La oferta era tentadora… más tentadora de lo que ella estaba dispuesta a admitir. Sopesó las distintas posibilidades.
—No, padre —dijo por fin, negando inconscientemente con la cabeza—. Tengo que quedarme. Esto fue idea mía y la muerte de Raoden no cambia el hecho de que necesitamos esta alianza. Además, si regresara a casa incumpliría la tradición: ambos sabemos que Iadon es ahora mi padre. No estaría bien que me acogieras de nuevo en tu casa.
—Yo siempre seré tu padre, Ene. Domi maldiga las costumbres: Teod siempre estará abierta para ti.
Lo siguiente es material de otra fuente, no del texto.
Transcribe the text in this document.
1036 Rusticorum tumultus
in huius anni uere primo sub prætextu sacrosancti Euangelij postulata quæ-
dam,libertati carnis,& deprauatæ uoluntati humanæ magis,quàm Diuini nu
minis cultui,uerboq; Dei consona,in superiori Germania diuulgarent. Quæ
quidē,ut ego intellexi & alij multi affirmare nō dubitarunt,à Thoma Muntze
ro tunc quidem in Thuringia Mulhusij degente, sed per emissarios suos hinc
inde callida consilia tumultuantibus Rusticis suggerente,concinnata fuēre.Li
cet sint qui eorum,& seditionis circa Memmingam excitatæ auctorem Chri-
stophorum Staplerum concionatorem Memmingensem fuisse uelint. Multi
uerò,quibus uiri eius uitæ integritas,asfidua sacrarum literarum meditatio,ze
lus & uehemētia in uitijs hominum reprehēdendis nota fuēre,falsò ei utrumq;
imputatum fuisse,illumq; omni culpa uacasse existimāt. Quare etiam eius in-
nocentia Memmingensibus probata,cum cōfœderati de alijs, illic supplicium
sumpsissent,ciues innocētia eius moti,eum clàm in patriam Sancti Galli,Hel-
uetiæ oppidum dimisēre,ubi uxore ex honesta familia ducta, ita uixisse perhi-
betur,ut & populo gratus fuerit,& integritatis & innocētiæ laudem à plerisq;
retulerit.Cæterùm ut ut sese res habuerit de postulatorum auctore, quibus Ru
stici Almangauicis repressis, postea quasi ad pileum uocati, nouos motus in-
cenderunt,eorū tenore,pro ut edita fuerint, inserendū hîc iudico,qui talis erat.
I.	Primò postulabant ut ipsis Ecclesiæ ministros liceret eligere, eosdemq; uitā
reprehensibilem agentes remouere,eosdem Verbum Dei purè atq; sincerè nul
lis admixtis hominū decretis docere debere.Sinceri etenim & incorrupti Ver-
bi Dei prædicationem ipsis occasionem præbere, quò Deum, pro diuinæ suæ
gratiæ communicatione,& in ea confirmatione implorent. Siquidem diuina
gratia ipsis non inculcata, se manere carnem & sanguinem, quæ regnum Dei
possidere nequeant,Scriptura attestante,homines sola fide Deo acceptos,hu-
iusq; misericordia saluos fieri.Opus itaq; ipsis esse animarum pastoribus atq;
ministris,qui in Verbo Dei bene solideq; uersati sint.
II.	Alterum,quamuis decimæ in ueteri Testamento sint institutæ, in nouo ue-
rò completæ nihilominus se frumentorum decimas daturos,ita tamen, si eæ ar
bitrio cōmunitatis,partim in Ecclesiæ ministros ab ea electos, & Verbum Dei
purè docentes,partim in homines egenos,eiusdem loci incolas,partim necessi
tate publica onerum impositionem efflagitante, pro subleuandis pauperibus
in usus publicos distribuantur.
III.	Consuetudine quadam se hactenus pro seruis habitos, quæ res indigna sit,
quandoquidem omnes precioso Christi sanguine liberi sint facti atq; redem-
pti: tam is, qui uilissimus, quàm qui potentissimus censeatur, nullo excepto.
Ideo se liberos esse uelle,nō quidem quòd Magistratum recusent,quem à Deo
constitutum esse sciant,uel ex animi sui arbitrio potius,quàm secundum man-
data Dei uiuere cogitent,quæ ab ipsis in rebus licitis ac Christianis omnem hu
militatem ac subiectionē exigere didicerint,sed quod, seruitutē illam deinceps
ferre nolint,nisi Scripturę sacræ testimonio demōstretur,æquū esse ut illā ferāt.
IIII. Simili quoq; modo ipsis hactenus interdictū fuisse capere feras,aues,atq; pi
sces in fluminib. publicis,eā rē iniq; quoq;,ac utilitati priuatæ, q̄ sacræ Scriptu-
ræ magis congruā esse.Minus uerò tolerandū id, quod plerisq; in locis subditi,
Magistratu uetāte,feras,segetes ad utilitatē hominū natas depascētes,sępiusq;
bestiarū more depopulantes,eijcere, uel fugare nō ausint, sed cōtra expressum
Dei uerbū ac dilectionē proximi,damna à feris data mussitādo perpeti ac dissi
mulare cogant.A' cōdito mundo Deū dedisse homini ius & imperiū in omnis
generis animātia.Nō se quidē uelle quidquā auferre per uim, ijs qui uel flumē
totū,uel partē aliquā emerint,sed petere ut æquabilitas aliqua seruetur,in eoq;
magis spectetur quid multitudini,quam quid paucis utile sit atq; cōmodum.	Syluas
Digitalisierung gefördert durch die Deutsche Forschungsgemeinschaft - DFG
—Gracias, padre —respondió Sarene en voz baja—. Necesitaba oír eso. Pero sigo pensando que debería quedarme. Por ahora, al menos. Además, puede ser interesante. Tengo una corte nueva llena de gente con la que jugar.
—Ene… —dijo su padre, aprensivo—. Conozco ese tono. ¿Qué estás planeando?
—Nada. Hay unos cuantos asuntos en los que quiero meter las narices antes de dar por perdido definitivamente este matrimonio.
Tras unos instantes de silencio, su padre prorrumpió en carcajadas.
—Domi los ampare… No saben qué les hemos enviado. Ve despacito con ellos, Palo de Leky. No quiero recibir una nota del ministro Naolen dentro de un mes diciéndome que el rey Iadon se ha escapado para ingresar en un monasterio korathi y el pueblo areleno te ha nombrado su monarca.
—De acuerdo —dijo Sarene con una sonrisa débil—. Esperaré al menos dos meses, entonces.
Su padre estalló en otra de sus características carcajadas: un sonido que le hizo a Sarene más bien que ninguna de sus palabras de consuelo o ninguno de sus consejos.
—Espera un momento, Ene —dijo su padre cuando dejó de reír—. Déjame que llame a tu madre. Querrá hablar contigo. —Entonces, al cabo de un momento, se rio—. Va a quedarse muerta cuando le diga que ya has matado al pobre Raoden.
—¡Papá! —dijo Sarene… Pero él se había marchado ya.